Goodwill is attributable to the acquired workforce of Helly Hansen and the significant synergies expected to arise as a result of the Acquisition. Substantially all of the goodwill was assigned to the Helly Hansen reportable segment and is not deductible for tax purposes.
The Helly Hansen® and Musto® trademarks, which management believes to have indefinite lives, have been valued at $400.0 million and $4.0 million, respectively. Customer relationship assets have been valued at $36.0 million and are being amortized using an accelerated method over a 12-year period.
The following table summarizes the unaudited pro forma results of operations for the Company assuming that the Acquisition had occurred on December 31, 2023, which is the first day of fiscal year 2024:
Year Ended December
(In thousands, except per share amounts)
2025 2024
Net revenues $ 3,381,579  $ 3,258,239 
Net income $ 204,583  $ 248,917 
Earnings per common share
Basic $ 3.69  $ 4.48 
Diluted $ 3.65  $ 4.42 
These pro forma results were based on estimates and assumptions which management believes are reasonable. They do not reflect the results that would have been realized had we been a combined company during the periods presented and are not necessarily indicative of our consolidated results of operations in future periods.
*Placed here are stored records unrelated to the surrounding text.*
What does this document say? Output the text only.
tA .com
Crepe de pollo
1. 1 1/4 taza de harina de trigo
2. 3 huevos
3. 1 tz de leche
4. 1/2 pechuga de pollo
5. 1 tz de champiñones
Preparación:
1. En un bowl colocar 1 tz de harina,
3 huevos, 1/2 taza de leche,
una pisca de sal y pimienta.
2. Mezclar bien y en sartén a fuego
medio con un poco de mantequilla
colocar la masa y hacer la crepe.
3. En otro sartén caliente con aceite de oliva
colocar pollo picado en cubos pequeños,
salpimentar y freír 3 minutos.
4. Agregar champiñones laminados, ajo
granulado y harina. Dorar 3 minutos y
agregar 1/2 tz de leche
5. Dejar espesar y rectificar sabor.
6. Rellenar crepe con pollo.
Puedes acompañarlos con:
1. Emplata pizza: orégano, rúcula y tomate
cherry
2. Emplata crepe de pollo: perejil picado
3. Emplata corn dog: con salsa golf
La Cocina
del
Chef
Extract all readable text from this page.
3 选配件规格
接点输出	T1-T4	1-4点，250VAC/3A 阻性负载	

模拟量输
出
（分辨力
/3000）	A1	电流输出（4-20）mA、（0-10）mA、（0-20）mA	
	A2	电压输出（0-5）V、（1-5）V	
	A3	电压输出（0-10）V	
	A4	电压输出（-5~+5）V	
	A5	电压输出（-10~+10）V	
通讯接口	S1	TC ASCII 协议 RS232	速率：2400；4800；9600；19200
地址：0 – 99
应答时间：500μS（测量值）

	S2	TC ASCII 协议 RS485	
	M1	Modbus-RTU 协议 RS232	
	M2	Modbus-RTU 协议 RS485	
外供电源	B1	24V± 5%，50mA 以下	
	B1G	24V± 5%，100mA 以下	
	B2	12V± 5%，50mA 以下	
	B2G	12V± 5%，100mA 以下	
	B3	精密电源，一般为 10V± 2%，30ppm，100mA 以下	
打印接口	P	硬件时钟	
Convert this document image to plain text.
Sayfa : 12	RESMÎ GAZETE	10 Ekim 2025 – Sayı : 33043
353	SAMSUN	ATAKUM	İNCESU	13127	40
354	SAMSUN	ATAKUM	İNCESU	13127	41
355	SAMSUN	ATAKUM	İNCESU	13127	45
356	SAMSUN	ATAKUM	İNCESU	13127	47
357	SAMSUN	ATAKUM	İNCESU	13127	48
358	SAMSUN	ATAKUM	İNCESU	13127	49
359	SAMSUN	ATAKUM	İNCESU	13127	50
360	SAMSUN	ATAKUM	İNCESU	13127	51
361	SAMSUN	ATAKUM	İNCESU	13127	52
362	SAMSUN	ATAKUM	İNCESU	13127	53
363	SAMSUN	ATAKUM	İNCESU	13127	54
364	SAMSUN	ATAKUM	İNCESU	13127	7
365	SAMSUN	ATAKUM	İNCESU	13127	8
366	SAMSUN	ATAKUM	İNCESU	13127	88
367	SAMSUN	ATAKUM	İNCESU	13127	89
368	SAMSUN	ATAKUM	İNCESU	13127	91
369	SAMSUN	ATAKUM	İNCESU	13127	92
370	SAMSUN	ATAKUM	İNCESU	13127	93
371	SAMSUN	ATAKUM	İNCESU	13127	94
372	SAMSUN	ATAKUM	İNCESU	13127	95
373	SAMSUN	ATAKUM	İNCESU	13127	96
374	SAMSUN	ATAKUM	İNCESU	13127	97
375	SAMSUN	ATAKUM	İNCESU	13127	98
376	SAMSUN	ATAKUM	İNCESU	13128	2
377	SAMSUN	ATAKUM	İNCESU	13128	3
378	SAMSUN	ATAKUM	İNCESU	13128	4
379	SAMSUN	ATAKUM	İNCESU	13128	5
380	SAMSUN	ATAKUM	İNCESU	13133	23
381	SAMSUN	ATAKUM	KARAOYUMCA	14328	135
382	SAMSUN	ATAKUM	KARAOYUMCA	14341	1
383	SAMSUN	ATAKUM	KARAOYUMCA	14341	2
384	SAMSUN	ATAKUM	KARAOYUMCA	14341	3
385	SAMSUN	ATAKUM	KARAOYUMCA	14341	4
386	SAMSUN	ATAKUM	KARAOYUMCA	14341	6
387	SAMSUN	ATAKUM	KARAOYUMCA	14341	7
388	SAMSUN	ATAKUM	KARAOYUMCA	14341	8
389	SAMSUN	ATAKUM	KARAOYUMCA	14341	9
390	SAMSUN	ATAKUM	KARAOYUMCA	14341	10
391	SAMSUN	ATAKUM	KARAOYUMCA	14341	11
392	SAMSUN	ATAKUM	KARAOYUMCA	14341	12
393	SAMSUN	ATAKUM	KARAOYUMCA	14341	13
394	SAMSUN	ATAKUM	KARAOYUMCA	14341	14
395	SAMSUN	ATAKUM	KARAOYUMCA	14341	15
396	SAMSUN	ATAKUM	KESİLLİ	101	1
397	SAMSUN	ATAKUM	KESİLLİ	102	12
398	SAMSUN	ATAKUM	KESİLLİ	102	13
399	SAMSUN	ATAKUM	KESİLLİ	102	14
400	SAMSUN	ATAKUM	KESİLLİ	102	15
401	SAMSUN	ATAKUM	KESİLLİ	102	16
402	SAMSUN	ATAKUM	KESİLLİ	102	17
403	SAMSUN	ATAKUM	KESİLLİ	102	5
The pro forma results include adjustments primarily related to interest expense from incremental borrowings and purchase accounting including depreciation and amortization. Acquisition costs and other non-recurring charges incurred are included in the earliest period presented. No assumptions have been applied to the pro forma results regarding potential operating cost savings or other business synergies expected to be achieved.
Joint Venture
On May 31, 2025, as part of the Acquisition, the Company acquired a 50% noncontrolling financial interest in a joint venture that distributes Helly Hansen® products in China. The Helly Hansen® brand has a licensing arrangement with the joint venture where it receives royalties based on a percentage of the joint venture's net revenues. The Company has the ability to exercise significant influence, but not control, over the joint venture, and as such it is not consolidated. The Company accounts for the joint venture under the equity method of accounting, and recognizes 50% of the joint venture's profits and losses. The Company reports its 50% of the joint venture's profits and losses as "Income from equity method investment", a separate component of net income within the statements of operations. The Company initially recorded its investment in the joint venture at fair value, which is reflected in the Company's preliminary purchase price allocation within "other assets."